Fairy tales are constantly being reinterpreted on the big screen and costumes are an important part of conveying that other worldliness. That's why I'll watch the movies even though I've heard the story a million times before. With Mirror Mirror I think the creators were trying to update the fairy tale with a few jokes and modern language. As much as I love Julia Roberts and Lily Collins, the jokes didn't quit work for me. The costumes on the other hand were pure perfection. The sheer size of some of the dresses, the colours, the craftsmanship, I'm in awe! Too bad Eiko Ishioka , the film's costume designer didn't get an Oscar for her excellent work, she definitely earned it in my book.I think I'll watch more films that the late designer worked on and explore this tumblr dedicated to her work.
After watching Show White and the Huntsman for probably the 4th time ( Charlize Theron is awesome in that movie) I've become a fan of Colleen Atwood, the film's costume designer. I'm now getting familiar with her work and last week I watched Alice in Wonderland again after I found out she had designed the costumes. I hadn't seen it since the exciting 3D experience in Turku a couple of years ago. I do remember being impressed by the costumes and set decoration (not to forget the Cheshire cat in 3D) when I originally saw it and I still feel the same way today. Even though a lot in the movie is CGI, the craftsmanship on the costumes still stands out and for me costumes are an essential part of immersing myself into the world the story takes place in. I'm really looking forward to Atwoods's next film to hit the cinemas, Into the Woods. Besides the costumes and the singing, Merly Streep is in it! I can't wait!

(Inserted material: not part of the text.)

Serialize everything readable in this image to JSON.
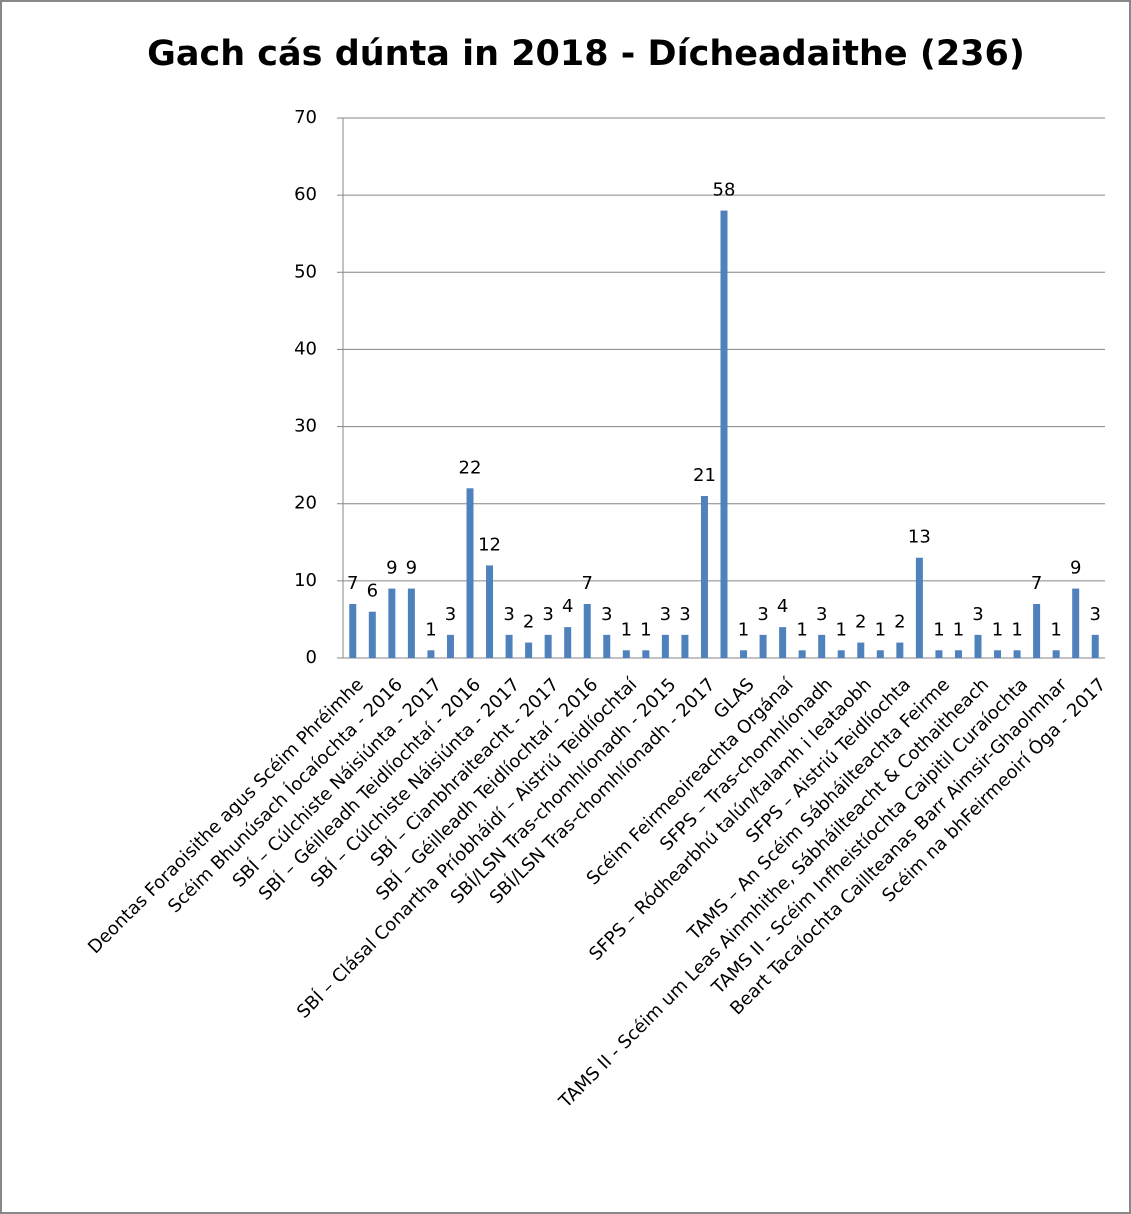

I love movies and tv-series with elaborate costumes. From those BBC adaptations of classic novels to the latest fantasy blockbuster, I'll watch them all. It's not unusual for me to choose to see a movie at the cinema just because of the costume design. I'm now seriously thinking about how to get into that industry. If anybody has any tips let me know! Snow White and the Huntsman is one movie with great costumes, especially Charlize Theron's character. As much as I keep rooting for Kristen Stewart's character, Theron's costumes are one of the reasons I've now seen this movie like 3 times. So Colleen Atwood did one hell of a job! I read somewhere that she's been nominated for an Oscar 9 times. I think I have to watch some of the other movies she's worked on.